Miscellany The Future

Responding to William F. Buckley’s question as to whether or not he was free the last week in June 1975, the liberal economist John Kenneth Galbraith said, “That week I’ll be teaching at the University of Moscow.” Buckley replied, “Oh? What do you have left to teach them?”

Miscellany The Future

In 1963, having left bread, butter, and milk for her sleeping children, Sylvia Plath stuck her head inside an oven. In 1974, having turned on her car in a closed garage, waiting for the carbon monoxide to kill her, Anne Sexton sat and drank vodka.

Miscellany The Future

By the end of the century, a report by the National Science Foundation in 1982 predicted, 40 percent of American homes will have “two videotex service”—a term describing the emergent conjunction of communications and computing. A U.S. Census report found in 2000 that 42 percent of American homes used the Internet. The first year the census started tracking U.S. computer usage was 1984.

Miscellany The Future

About how statements get written up by the press, Andy Warhol wrote, “It would always be different from what I’d actually said—and a lot more fun for me to read. Like if I’d said, ‘In the future everyone will be famous for fifteen minutes,’ it could come out ‘In fifteen minutes everyone will be famous.’ ” About the future, Andy Warhol also wrote, “I really do live for the future, because when I’m eating a box of candy, I can’t wait to taste the last piece.
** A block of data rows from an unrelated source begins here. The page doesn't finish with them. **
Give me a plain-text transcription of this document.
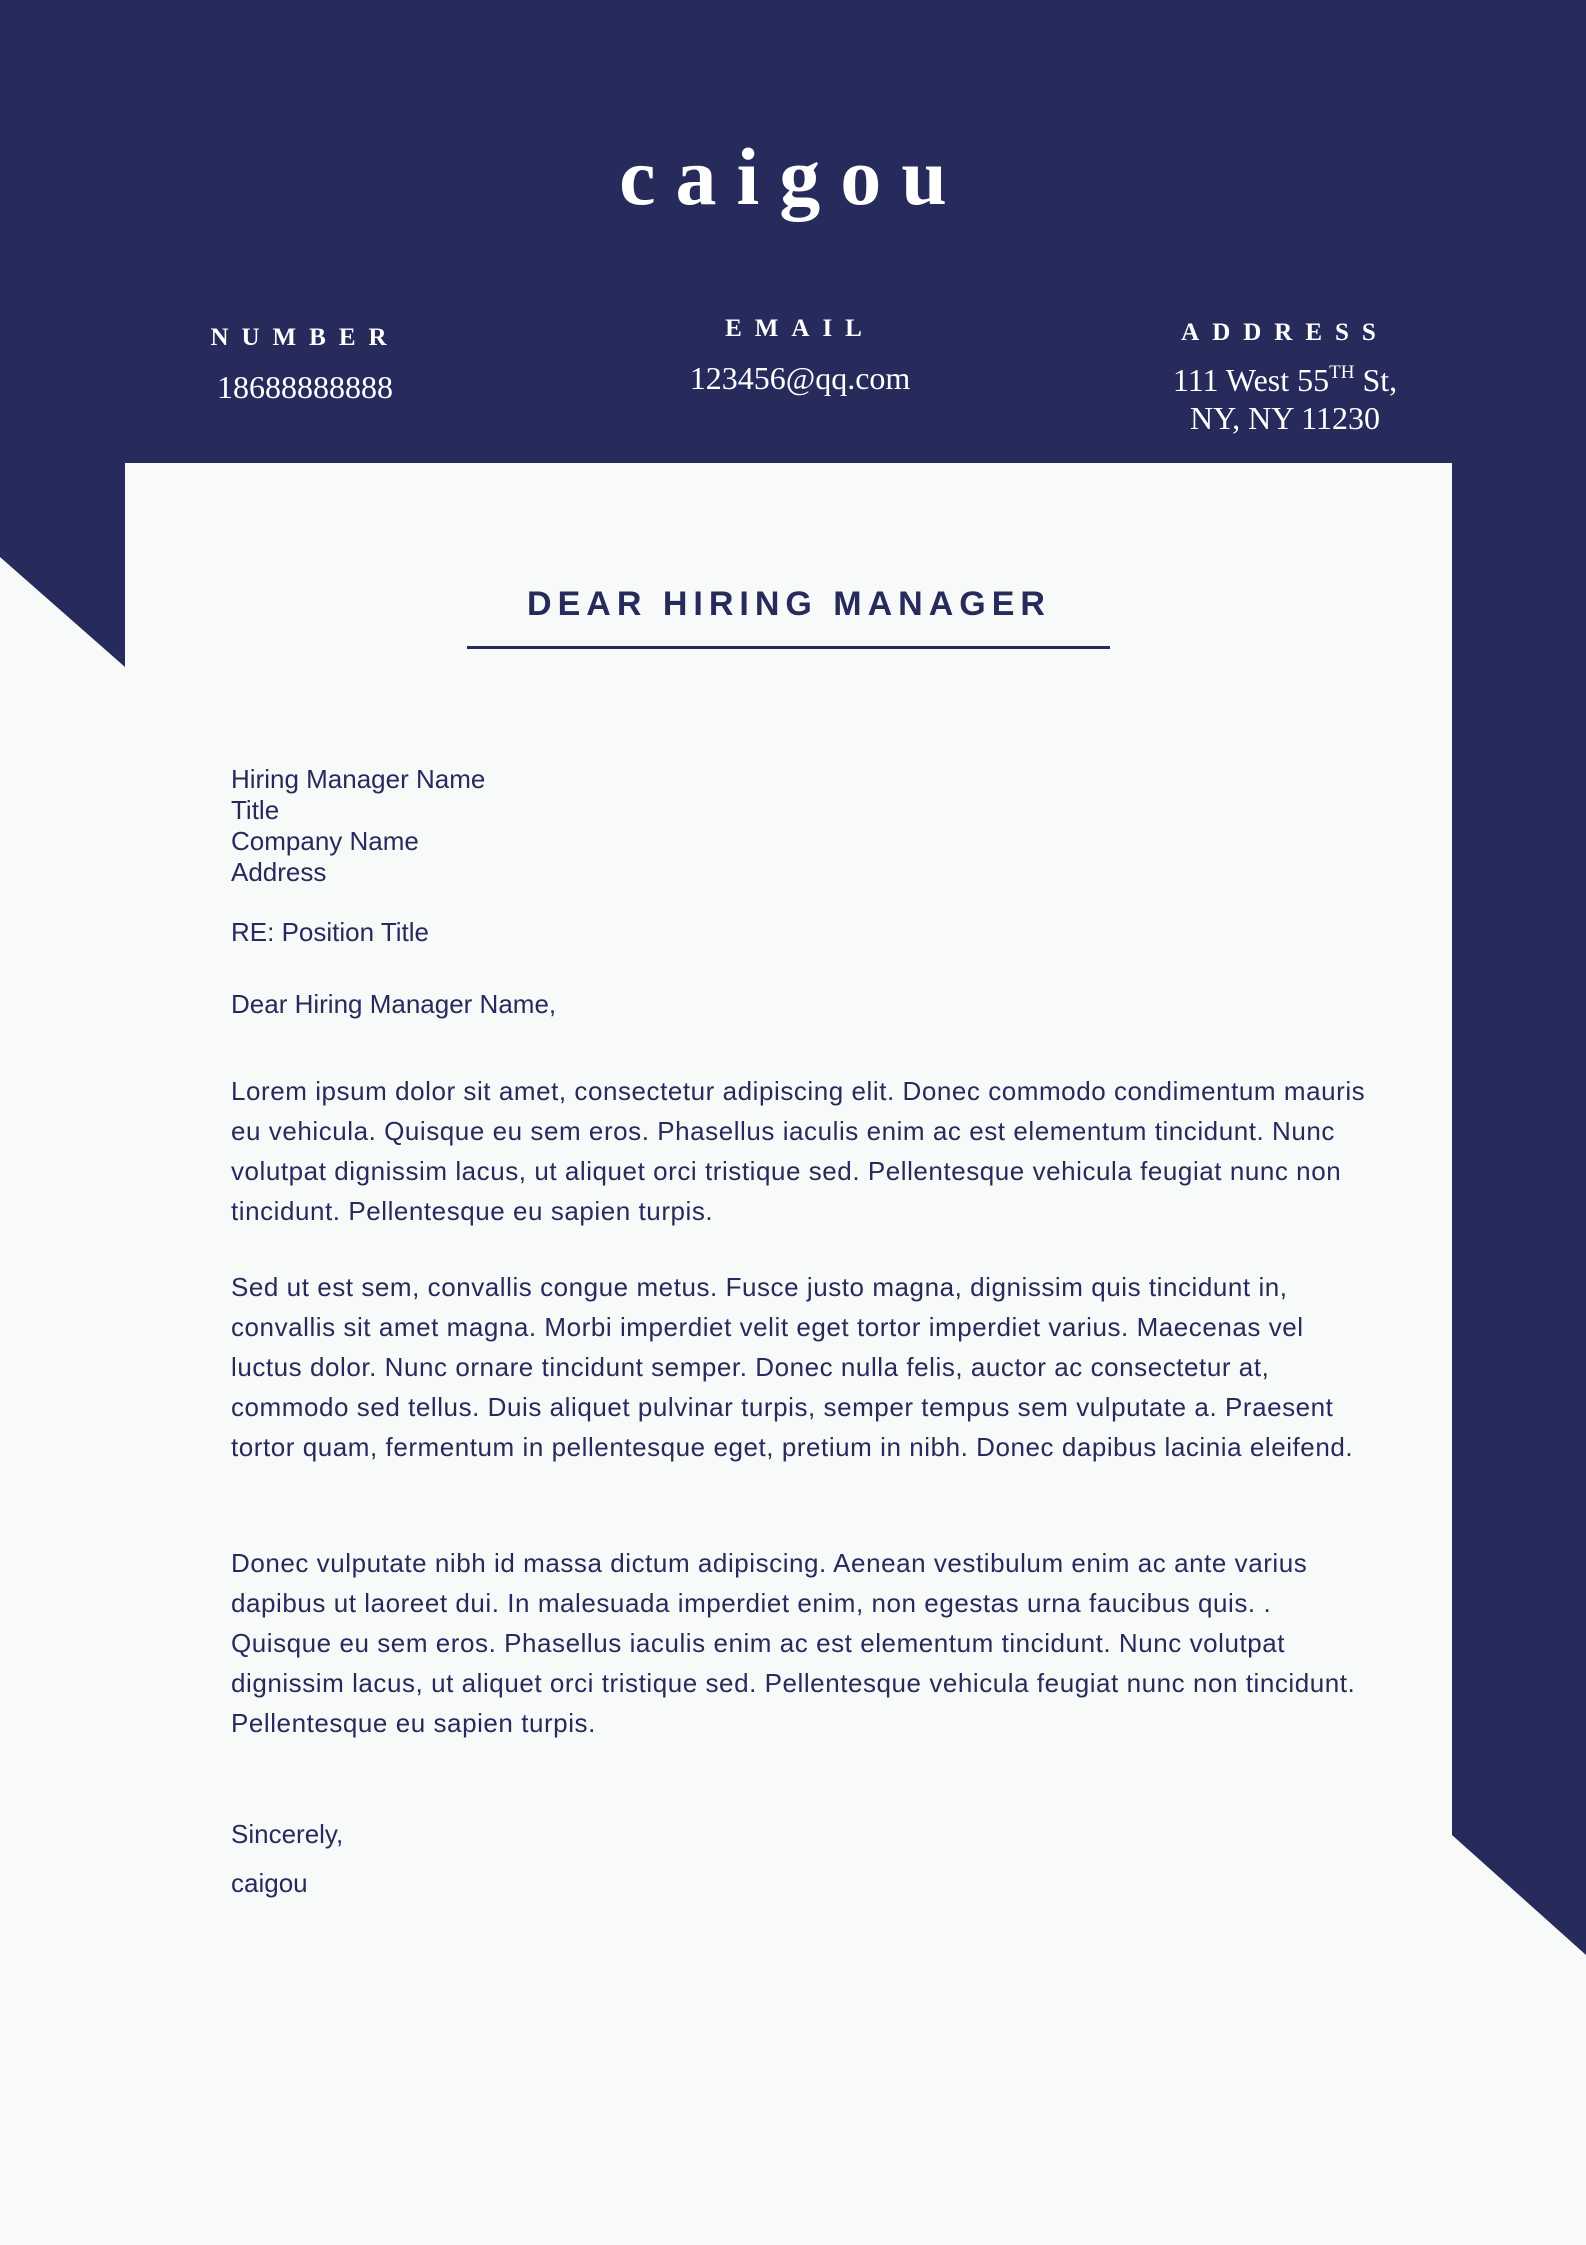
caigou
NUMBER
18688888888
EMAIL
123456@qq.com
ADDRESS
111 West 55TH St,
NY, NY 11230
DEAR HIRING MANAGER
Hiring Manager Name
Title
Company Name
Address
RE: Position Title
Dear Hiring Manager Name,
Lorem ipsum dolor sit amet, consectetur adipiscing elit. Donec commodo condimentum mauris eu vehicula. Quisque eu sem eros. Phasellus iaculis enim ac est elementum tincidunt. Nunc volutpat dignissim lacus, ut aliquet orci tristique sed. Pellentesque vehicula feugiat nunc non tincidunt. Pellentesque eu sapien turpis.
Sed ut est sem, convallis congue metus. Fusce justo magna, dignissim quis tincidunt in, convallis sit amet magna. Morbi imperdiet velit eget tortor imperdiet varius. Maecenas vel luctus dolor. Nunc ornare tincidunt semper. Donec nulla felis, auctor ac consectetur at, commodo sed tellus. Duis aliquet pulvinar turpis, semper tempus sem vulputate a. Praesent tortor quam, fermentum in pellentesque eget, pretium in nibh. Donec dapibus lacinia eleifend.
Donec vulputate nibh id massa dictum adipiscing. Aenean vestibulum enim ac ante varius dapibus ut laoreet dui. In malesuada imperdiet enim, non egestas urna faucibus quis. . Quisque eu sem eros. Phasellus iaculis enim ac est elementum tincidunt. Nunc volutpat dignissim lacus, ut aliquet orci tristique sed. Pellentesque vehicula feugiat nunc non tincidunt. Pellentesque eu sapien turpis.
Sincerely,
caigou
I don’t even taste any of the other pieces.”

Miscellany The Future

Questions asked in TV commercials aired in 1993: “Have you ever borrowed a book thousands of miles away? Or sent someone a fax from the beach? Have you ever paid a toll without slowing down? Have you ever watched a movie you wanted to, the minute you wanted to?” The answer: “You will. And the company that will bring it to you? AT&T.”